Klangwelten / Avantgarde mit Herz: Die neue E.P. von Sufjan Stevens
Im Endeffekt war „Aporia“, die fast gänzlich instrumentale Platte, die Sufjan Stevens mit seinem Stiefvater und Label-Mitbegründer Lowell Brams aufnahm und im April veröffentlichte, nur das „Amuse-Bouche“: Vor drei Wochen kündigte Sufjan an, dass Ende September sein nächstes reguläres Album erscheinen würde. „The Ascension“ wird 15 Songs beinhalten und mit einer Dauer von 81 Minuten deutlich länger als sein akustischer Vorgänger, das einfühlsame Meisterwerk „Carrie & Lowell“, auf dem Stevens meist nur mit akustischer Gitarre die psychisch kranke Mutter Carrie, die Beziehung zu Stiefvater Lowell und den Bundesstaat Oregon erwähnt, der im Zentrum der Platte stand. Ob „The Ascension“ ein übergeordnetes Thema haben wird, ist noch ungewiss.

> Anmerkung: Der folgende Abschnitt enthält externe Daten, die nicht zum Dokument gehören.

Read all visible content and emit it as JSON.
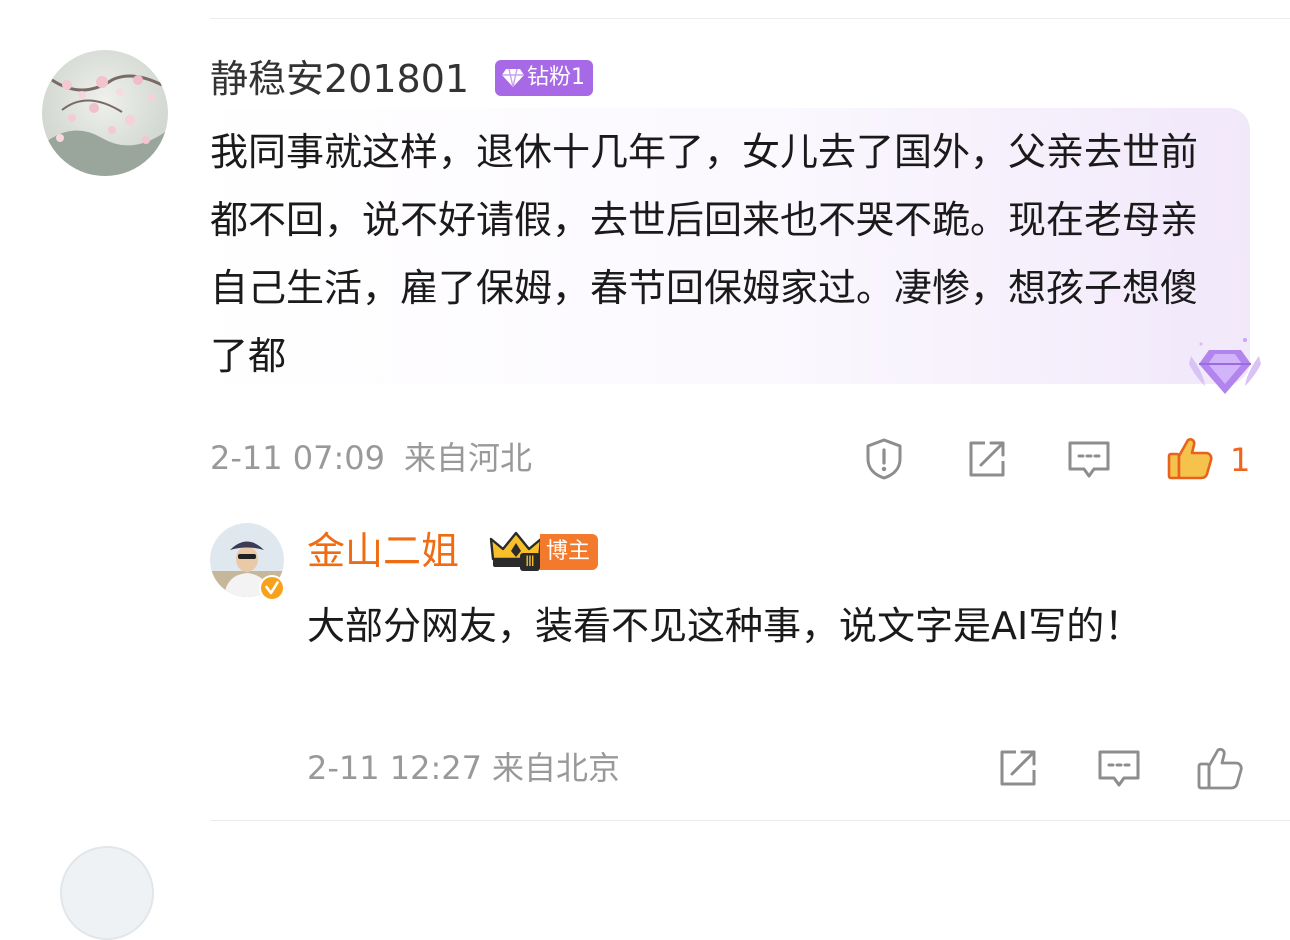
{
  "comments": [
    {
      "username": "静稳安201801",
      "badge": {
        "label": "钻粉1",
        "color": "#a769e6",
        "icon": "diamond-icon"
      },
      "text": "我同事就这样，退休十几年了，女儿去了国外，父亲去世前都不回，说不好请假，去世后回来也不哭不跪。现在老母亲自己生活，雇了保姆，春节回保姆家过。凄惨，想孩子想傻了都",
      "time": "2-11 07:09",
      "location": "来自河北",
      "like_count": "1",
      "liked": true,
      "accent_color": "#f0641e"
    }
  ],
  "reply": {
    "username": "金山二姐",
    "username_color": "#f06c12",
    "badge": {
      "label": "博主",
      "color": "#f3792d",
      "level": "Ⅲ",
      "icon": "crown-icon"
    },
    "text": "大部分网友，装看不见这种事，说文字是AI写的！",
    "time": "2-11 12:27",
    "location": "来自北京",
    "verified_icon": "verified-badge-icon"
  }
}
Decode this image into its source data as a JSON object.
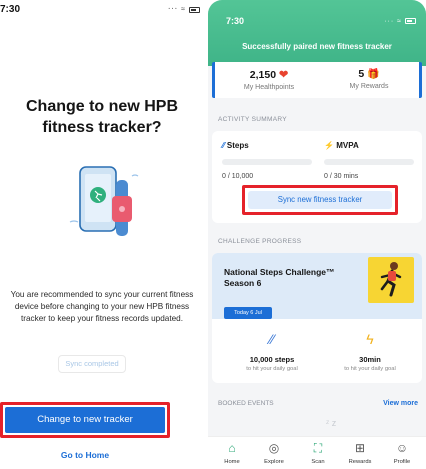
{
  "left": {
    "status_time": "7:30",
    "title": "Change to new HPB fitness tracker?",
    "message": "You are recommended to sync your current fitness device before changing to your new HPB fitness tracker to keep your fitness records updated.",
    "sync_completed_label": "Sync completed",
    "change_button_label": "Change to new tracker",
    "go_home_label": "Go to Home",
    "colors": {
      "primary": "#1c6ed6",
      "highlight": "#e5222a"
    }
  },
  "right": {
    "status_time": "7:30",
    "banner": "Successfully paired new fitness tracker",
    "healthpoints": {
      "value": "2,150",
      "label": "My Healthpoints",
      "icon": "heart-icon"
    },
    "rewards": {
      "value": "5",
      "label": "My Rewards",
      "icon": "gift-icon"
    },
    "activity_label": "ACTIVITY SUMMARY",
    "steps": {
      "label": "Steps",
      "value": "0 / 10,000",
      "icon": "steps-icon"
    },
    "mvpa": {
      "label": "MVPA",
      "value": "0 / 30 mins",
      "icon": "lightning-icon"
    },
    "sync_button_label": "Sync new fitness tracker",
    "challenge_label": "CHALLENGE PROGRESS",
    "challenge": {
      "title": "National Steps Challenge™ Season 6",
      "date": "Today 6 Jul",
      "goal_steps": "10,000 steps",
      "goal_steps_sub": "to hit your daily goal",
      "goal_mvpa": "30min",
      "goal_mvpa_sub": "to hit your daily goal"
    },
    "booked_label": "BOOKED EVENTS",
    "view_more_label": "View more",
    "tabs": [
      {
        "label": "Home",
        "icon": "home-icon"
      },
      {
        "label": "Explore",
        "icon": "compass-icon"
      },
      {
        "label": "Scan",
        "icon": "scan-icon"
      },
      {
        "label": "Rewards",
        "icon": "gift-icon"
      },
      {
        "label": "Profile",
        "icon": "profile-icon"
      }
    ],
    "colors": {
      "header": "#3fb488",
      "accent": "#1c6ed6"
    }
  }
}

Soll „America“, der zwölfminutige Album-Closer und die A-Seite der (auf Vinyl bereits vor der Veröffentlichung ausverkauften) eponymen E.P. für die kommende Platte stilistisch ausschlaggebend sein, würde dies nach „Carrie & Lowell“ die Rückbesinnung auf Sufjans experimentellere Seite, die er auf „The Age of Adz“ zur Schau stellte, bedeuten. Der Track erinnert zunächst in seiner Mischung aus klassischem Singer-Songwriter-Elementen (die Melodieführung) und elektronischen Elementen (die Synthies, die Beats) an einzelne nach „Carrie & Lowell“ veröffentlichte Songs wie „Tonya Harding“ oder „Exploding Whale“ – wenn nach fünf Minuten dann aber ein instrumentaler Part beginnt, über den sich der eingängige Chorus „Don’t do to me what you did to America“ legt, fühlt man sich an die experimentelle Seite von „Aporia“, an Sufjans „Planetarium“-Zusammenarbeit und an „Impossible Soul“, den 26-minütigen Closer von „The Age of Adz“ erinnert. Wenn der Song nach einer dicht orchestrierten Kakofonie zur Ruhe findet und die letzten beiden Minuten mit einem melancholischen Klavierpart und schönen Background-Vocals ausklingen, ahnt man bereits, dass Stevens neue Platte den Höhepunkt eines wegen der Pandemie bisher kulturell tristen Jahres darstellen könnte.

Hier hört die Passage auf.